Napasku terasa sesak, aku meronta untuk dilepas. Namun, wanita itu semakin mencengkram dengan erat kerah bajuku. Sungguh, dunia baru ini membuat otakku tidak dapat bekerja dengan baik!
"Bukannya membantu, malah seenaknya berleha-leha di belakang!"
Setelah mengeluarkan umpatan tidak mengenakkan, ia melepas cengkramannya pada kerah bajuku. Ah, tidak lupa juga ia menghantam tubuhku ke dinding–cukup keras sampai aku meringis kesakitan. Alhasil, membuat napasku tidak beraturan dan terbatuk-batuk.
"Tak usah banyak gaya!" bentaknya. "Setelah ini, kembali bekerja! Sudah berapa lama aku membiarkanmu tidur di belakang?!"

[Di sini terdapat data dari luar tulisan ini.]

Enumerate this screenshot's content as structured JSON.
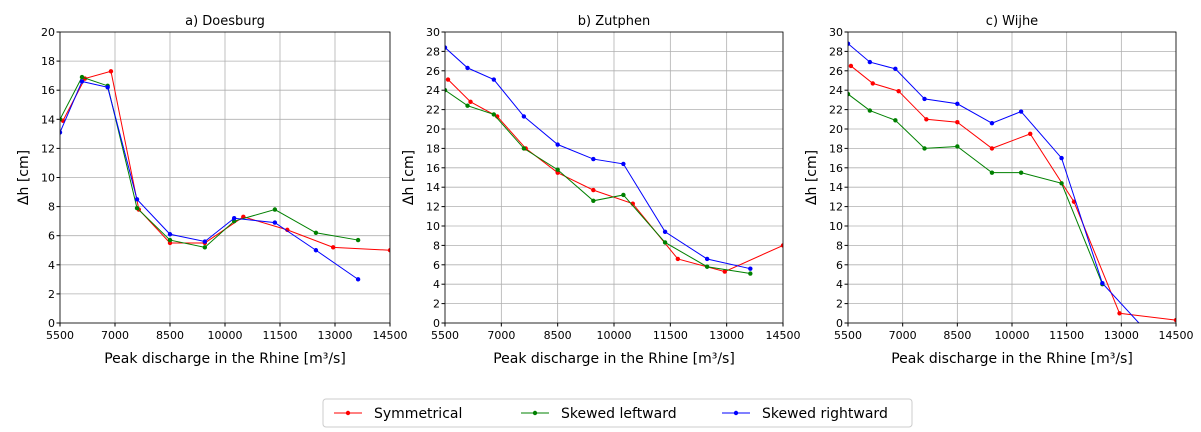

Terbangun setelah mengalami kematian yang tragis, berada di tubuh orang yang tidak dikenal, tetapi memiliki wajah yang hampir mirip denganku, setelah itu disambut dengan kasar oleh wanita yang bahkan aku tidak mengenalinya. Apalagi penderitaan yang akan mendatangiku?
Wanita dengan lengan perkasa itu mendorongku hingga terjatuh. Dia membalikkan tubuh dengan kepulan asap keluar dari hidungnya, lalu memasuki gedung tanpa sepatah kata untuk meninggalkanku. Ah, ia menutup pintu itu dengan kasar untuk kedua kalinya.
Pada akhirnya, aku hanya menatap pintu itu dengan terheran-heran, "Apa-apaan dengan wanita itu?" Aku menepuk-nepuk dada yang berdetak tidak karuan. "Apa kehidupanku akan dimulai dengan penderitaan seperti dulu?"
Helaan napas keluar dari bibirku, aku bangkit dari duduk. Ini sudah ketiga kalinya aku duduk di atas tanah becek dan semakin lusuhlah pakaianku. Setelah itu, aku menatap kedua tangan yang pucat seperti tak ada darah yang mengalir dengan baik.
"Mungkin, sebaiknya aku mencari identitas pemilik tubuh ini." Aku memutuskan sebelum masalah lain ikut berdatangan. "Aku harus mencari tahu bagaimana bisa aku hidup kembali dengan keadaan tubuh seperti ini." Diri ini bertekad.
Niat untuk mengikuti perintah wanita sangar itu sekejap menghilang, kuikuti perasaanku untuk pergi ke luar dari gang yang hanya terkena sedikit cahaya matahari. Tidak lupa untuk menempelkan bahu ke dinding karena aku baru menyadari bahwa rasa sakit di kaki ternyata tidak dapat ku tahan.
Tak lama–berkat kegigihan untuk terus berjalan sampai ke ujung gang, aku menemukan sebuah pemandangan yang mengenaskan.
"Tempat ini ...." Mataku membelalak, kaget.
Terlihat pemandangan berupa rumah-rumah tidak terurus, lalu gedung tua yang terlihat sebentar lagi akan runtuh. Jalanan yang rusak–tak layak untuk dilewati itu–tetap digunakan oleh segelintir orang yang memiliki gerobak, sedangkan beberapa orang lainnya memilih untuk bermenung di depan rumah masing-masing.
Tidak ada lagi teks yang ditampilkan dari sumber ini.